Multimediale Verwertungskettenreaktion

28.04.2023. Äh, der Verleger der Berliner Zeitung, Holger Friedrich, hat zwar die Quelle Julian Reichelt an Mathias Döpfner verraten, aber der Chefredakteur der Berliner Zeitung, Tomasz Kurianowicz, beteuert, es gelte weiterhin der Quellenschutz. Alle anderen Medien sind entsetzt. Emmanuel Macron ist einerseits zu sehr Gaullist, andererseits nicht genug, fürchtet Wolf Lepenies in der Welt. In der SZ ist die Schottin A.L. Kennedy nicht zufrieden mit der britischen Monarchie. Die NZZ ist dagegen entgeistert über die Verschwörungstheoretikerin Kennedy.

Dieser Gestus des Besserwissens

27.04.2023. Im Tagesspiegel spricht Swetlana Tichanowskaja über den Widerstand in Belarus und ihren Mann Sergej Tichanowski im Gefängnis. Bis zur Helsinki-Schlussakte im Jahr 1975 war die Ostpolitik eine gute Sache, sagt Joachim Gauck in der SZ, aber danach...  In taz und Welt wird über die Thesen Martin Schröders gestritten, der die Emanzipation der Frau für mehr oder weniger abgeschlossen hält. Und auf Twitter fetzt man sich über Reinhart Koselleck.

Den Schnabel zu öffnen ist verboten

26.04.2023. In Russland regiert endgültig Big Brother, schreibt die Psychologin Anna Schor-Tschudnowskaja in der NZZ: "Wahr" ist nur noch das, was der Staat verordnet. In der Welt fragt Michael Wolffsohn: Warum haben sich deutsche Politiker so kaltschnäuzig gegenüber den Angehörigen des Olympia-Attentats verhalten?
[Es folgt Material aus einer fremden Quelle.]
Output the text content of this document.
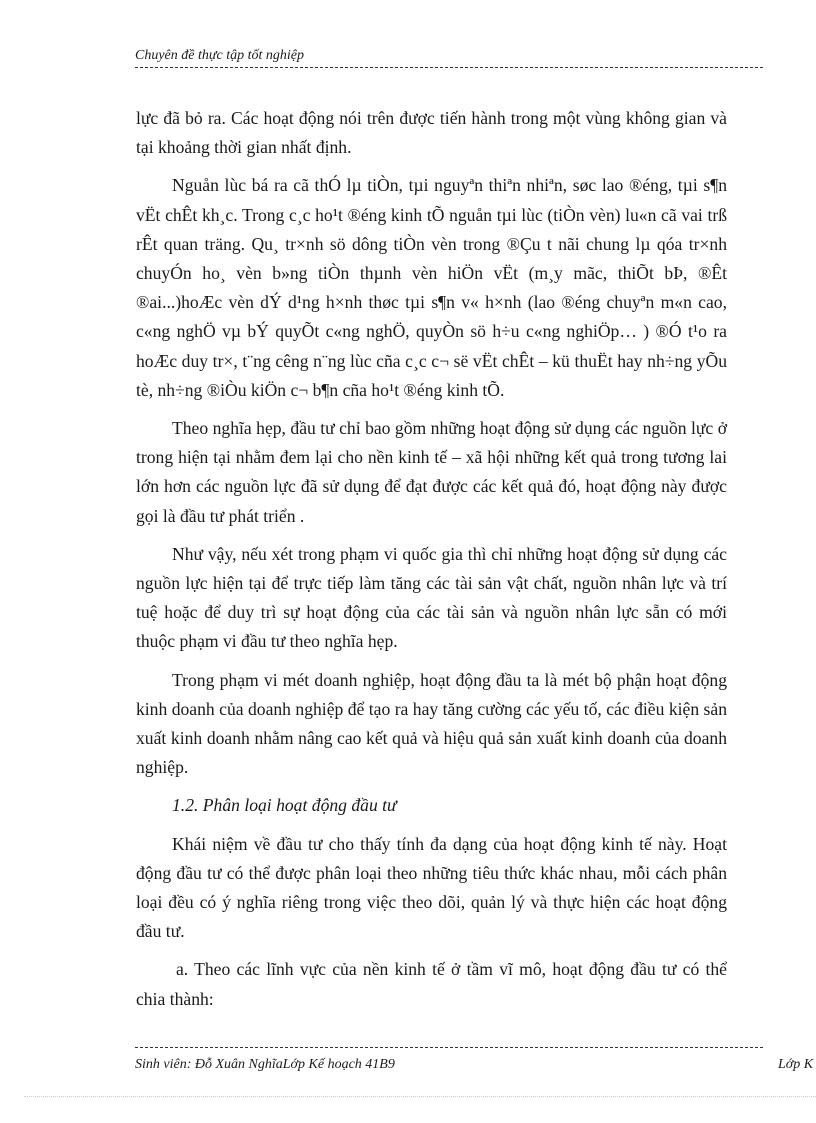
Chuyên đề thực tập tốt nghiệp

lực đã bỏ ra. Các hoạt động nói trên được tiến hành trong một vùng không gian và tại khoảng thời gian nhất định.

Nguån lùc bá ra cã thÓ lµ tiÒn, tµi nguyªn thiªn nhiªn, søc lao ®éng, tµi s¶n vËt chÊt kh¸c. Trong c¸c ho¹t ®éng kinh tÕ nguån tµi lùc (tiÒn vèn) lu«n cã vai trß rÊt quan träng. Qu¸ tr×nh sö dông tiÒn vèn trong ®Çu t nãi chung lµ qóa tr×nh chuyÓn ho¸ vèn b»ng tiÒn thµnh vèn hiÖn vËt (m¸y mãc, thiÕt bÞ, ®Êt ®ai...)hoÆc vèn dÝ d¹ng h×nh thøc tµi s¶n v« h×nh (lao ®éng chuyªn m«n cao, c«ng nghÖ vµ bÝ quyÕt c«ng nghÖ, quyÒn sö h÷u c«ng nghiÖp… ) ®Ó t¹o ra hoÆc duy tr×, t¨ng cêng n¨ng lùc cña c¸c c¬ së vËt chÊt – kü thuËt hay nh÷ng yÕu tè, nh÷ng ®iÒu kiÖn c¬ b¶n cña ho¹t ®éng kinh tÕ.

Theo nghĩa hẹp, đầu tư chỉ bao gồm những hoạt động sử dụng các nguồn lực ở trong hiện tại nhằm đem lại cho nền kinh tế – xã hội những kết quả trong tương lai lớn hơn các nguồn lực đã sử dụng để đạt được các kết quả đó, hoạt động này được gọi là đầu tư phát triển .

Như vậy, nếu xét trong phạm vi quốc gia thì chỉ những hoạt động sử dụng các nguồn lực hiện tại để trực tiếp làm tăng các tài sản vật chất, nguồn nhân lực và trí tuệ hoặc để duy trì sự hoạt động của các tài sản và nguồn nhân lực sẵn có mới thuộc phạm vi đầu tư theo nghĩa hẹp.

Trong phạm vi mét doanh nghiệp, hoạt động đầu ta là mét bộ phận hoạt động kinh doanh của doanh nghiệp để tạo ra hay tăng cường các yếu tố, các điều kiện sản xuất kinh doanh nhằm nâng cao kết quả và hiệu quả sản xuất kinh doanh của doanh nghiệp.

1.2. Phân loại hoạt động đầu tư

Khái niệm về đầu tư cho thấy tính đa dạng của hoạt động kinh tế này. Hoạt động đầu tư có thể được phân loại theo những tiêu thức khác nhau, mỗi cách phân loại đều có ý nghĩa riêng trong việc theo dõi, quản lý và thực hiện các hoạt động đầu tư.

a. Theo các lĩnh vực của nền kinh tế ở tầm vĩ mô, hoạt động đầu tư có thể chia thành:

Sinh viên: Đỗ Xuân NghĩaLớp Kế hoạch 41B9	Lớp K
Aus der Fülle der heutigen Meron-Mendel-Interviews greifen wir zwei heraus, eins in der taz, eins in der FR. Die FAZ ist zwar selbst nicht mehr präsent, wünscht der Leipziger Buchmesse aber viel Glück.

Kontinentale Kolonisierung

25.04.2023. Die Verachtung für Minderheiten hat in Russland eine lange Tradition, erklärt in der FAZ der Polonist Heinrich Olschowsky - weshalb eine Mehrheit in Russland Putins Krieg unterstütze. In Italien versucht die Regierung Meloni den Faschismus in eine mildes Licht zu tauchen, berichtet die SZ. In der Welt erklärt der  Islamwissenschaftler Alfred Schlicht, wie vor allem Russland von den Konflikten im Sudan profitiert. Die NZZ erzählt, wie schnell man in Belarus im Gefängnis landet.

Begriffsraub und Inversionslogik

24.04.2023. Die Philosophin Sidonie Kellerer stört im Philomag die Feierstimmung zum hundertsten Geburtstag Reinhart Kosellecks. Eva Illouz sucht in Zeit online nach Mitmenschlichkeit. Die NZZ erzählt, was passiert, wenn die investigative Pariser Zeitung Le Canard enchaîné selbst einen Skandal verursacht. Hubertus Knabe recherchiert in seinem Blog zu einer sehr heißen Kartoffel, dem deutsch-russischen Museum in Berlin-Karlshorst. Das Berliner Neutralitätsgesetz bleibt unter Schwarz-Rot erhalten, freut sich hpd.de.